When working with Linux servers, it is often essential to monitor the disk space usage. One of the most common tasks is to find large files and directories that occupy too much disk space. To do this, we can use various command-line tools in Linux. In this tutorial, we will discuss some of the most effective methods for locating large files and directories, sorted by largest ones first.
3 Ways to Find Large Files and Directors in Linux
Method 1: Using the du Command
The du command is a popular Linux utility that helps to estimate file space usage. It can be used to display the sizes of individual files or directories on a Linux system. The following command shows the sizes of all directories in the current working directory:
$ du -sh *
Here, the -s
flag indicates that we want to display only the total size of each file or directory, and the -h
flag specifies that we want the output to be human-readable (in KB, MB, or GB).
However, this command will list the directories based on their alphabetical order. To display them sorted by size, we can pipe the output of the du
command to the sort
command, like this:
$ du -sh * | sort -rh
Here, the sort
command is used to sort the output in reverse numerical order (-r
flag) and human-readable format (-h
flag). The sort
command will show the largest files and directories at the top of the list.
Method 2: Using the find Command
The find
command is another powerful Linux utility that can be used to locate large files and directories on a Linux system. It is a versatile command that can search for files or directories based on various criteria, such as name, size, type, and time.
To find files and directories larger than a specific size, we can use the find
command with the -size
option. For example, to find all files larger than 100 MB in the current directory and its sub-directories, we can run this command:
$ find . -type f -size +100M -exec ls -lh {} \; | awk '{ print $5 ": " $NF }' | sort -n -r | head
Here, the .
specifies that we want to search in the current directory and its subdirectories. The -type f
option specifies that we only want to find files (not directories). The -size +100M
option indicates that we want to find files larger than 100 MB.
The ls -lh {} \;
command is used with the -exec
option to display the file details for each file found. The awk
command is then used to extract the file size and name from the output, separated by a colon.

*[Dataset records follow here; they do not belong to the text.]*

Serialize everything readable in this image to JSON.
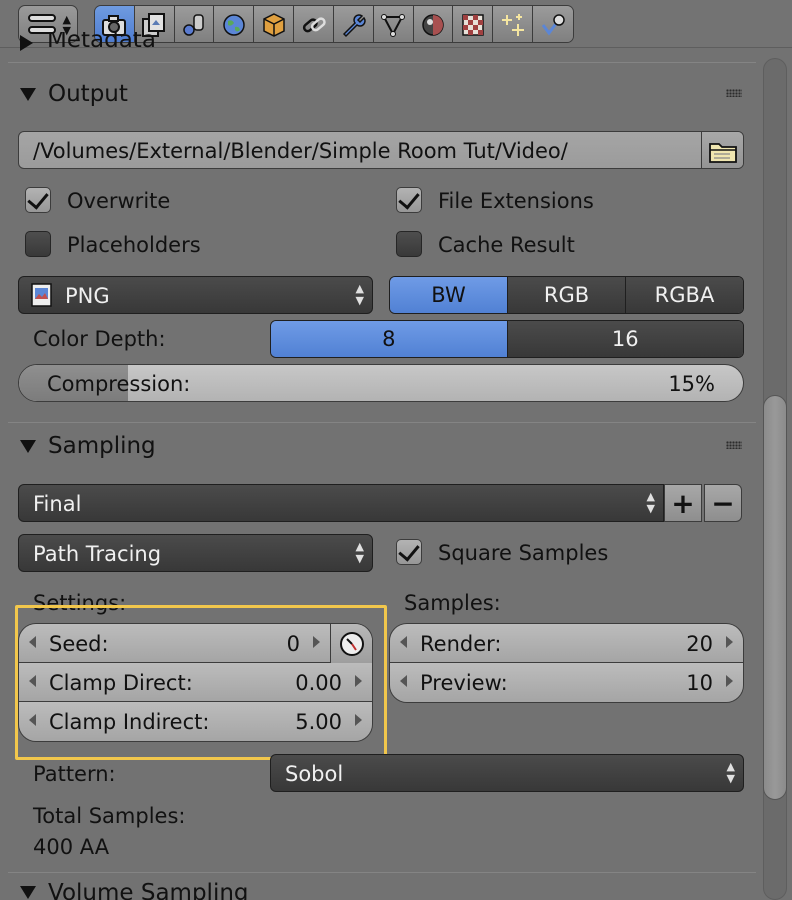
{
  "toolbar": {
    "context_icons": [
      "context-toggle-icon"
    ],
    "tabs": [
      {
        "icon": "camera-render-icon",
        "active": true
      },
      {
        "icon": "render-layers-icon",
        "active": false
      },
      {
        "icon": "scene-icon",
        "active": false
      },
      {
        "icon": "world-icon",
        "active": false
      },
      {
        "icon": "object-icon",
        "active": false
      },
      {
        "icon": "constraints-icon",
        "active": false
      },
      {
        "icon": "modifiers-wrench-icon",
        "active": false
      },
      {
        "icon": "object-data-vertex-icon",
        "active": false
      },
      {
        "icon": "material-icon",
        "active": false
      },
      {
        "icon": "texture-checker-icon",
        "active": false
      },
      {
        "icon": "particles-icon",
        "active": false
      },
      {
        "icon": "physics-icon",
        "active": false
      }
    ]
  },
  "panels": {
    "metadata": {
      "title": "Metadata"
    },
    "output": {
      "title": "Output",
      "path": "/Volumes/External/Blender/Simple Room Tut/Video/",
      "overwrite": {
        "label": "Overwrite",
        "checked": true
      },
      "file_extensions": {
        "label": "File Extensions",
        "checked": true
      },
      "placeholders": {
        "label": "Placeholders",
        "checked": false
      },
      "cache_result": {
        "label": "Cache Result",
        "checked": false
      },
      "format": "PNG",
      "color_modes": [
        {
          "label": "BW",
          "active": true
        },
        {
          "label": "RGB",
          "active": false
        },
        {
          "label": "RGBA",
          "active": false
        }
      ],
      "color_depth_label": "Color Depth:",
      "color_depths": [
        {
          "label": "8",
          "active": true
        },
        {
          "label": "16",
          "active": false
        }
      ],
      "compression_label": "Compression:",
      "compression_value": "15%",
      "compression_fraction": 0.15
    },
    "sampling": {
      "title": "Sampling",
      "preset": "Final",
      "add_label": "+",
      "remove_label": "−",
      "integrator": "Path Tracing",
      "square_samples": {
        "label": "Square Samples",
        "checked": true
      },
      "settings_label": "Settings:",
      "samples_label": "Samples:",
      "settings": [
        {
          "label": "Seed:",
          "value": "0"
        },
        {
          "label": "Clamp Direct:",
          "value": "0.00"
        },
        {
          "label": "Clamp Indirect:",
          "value": "5.00"
        }
      ],
      "samples": [
        {
          "label": "Render:",
          "value": "20"
        },
        {
          "label": "Preview:",
          "value": "10"
        }
      ],
      "pattern_label": "Pattern:",
      "pattern": "Sobol",
      "total_samples_label": "Total Samples:",
      "total_samples_value": "400 AA"
    },
    "volume_sampling": {
      "title": "Volume Sampling"
    }
  }
}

Finally, the output is sorted by numerical order (-n
flag) and reverse order (-r
flag), and the first 10 largest files are displayed (head
command).
To find large directories rather than files, we need to modify the above command slightly. We can replace -type f
with -type d
to search for directories instead of files:
$ find . -type d -size +1G -exec du -sh {} \; | sort -rh
Here, we are searching for directories larger than 1 GB (-size +1G
). The du -sh {} \;
command is used with the -exec
option to display the total size of each directory found. The output is then sorted by size in reverse order (-r
and -h
flags).
Method 3: Using the ncdu Command
The ncdu command is a useful disk space analyzer tool that can help users monitor their disk usage and find large files and directories on their Linux servers. It offers an interactive text-based user interface that displays information on all files and directories.
To install ncdu on your Linux system, run the following command:
$ sudo apt-get install ncdu
Once installed, we can run the ncdu command to analyze the disk usage in a directory:
$ ncdu /path/to/directory
This will show a detailed list of all files and directories in the specified directory, sorted by size in descending order. The largest files and directories appear at the top of the list. We can use the arrow keys to navigate through the list and press Enter
to explore subdirectories.
Conclusion
In this tutorial, we have learned how to find large files and directories on a Linux server, sorted by largest ones first. We have explored various command-line tools, such as du, find, and ncdu, that can help us to monitor the disk space usage of our Linux systems. By using these tools, we can effectively manage the disk space of our servers and ensure that they are running optimally.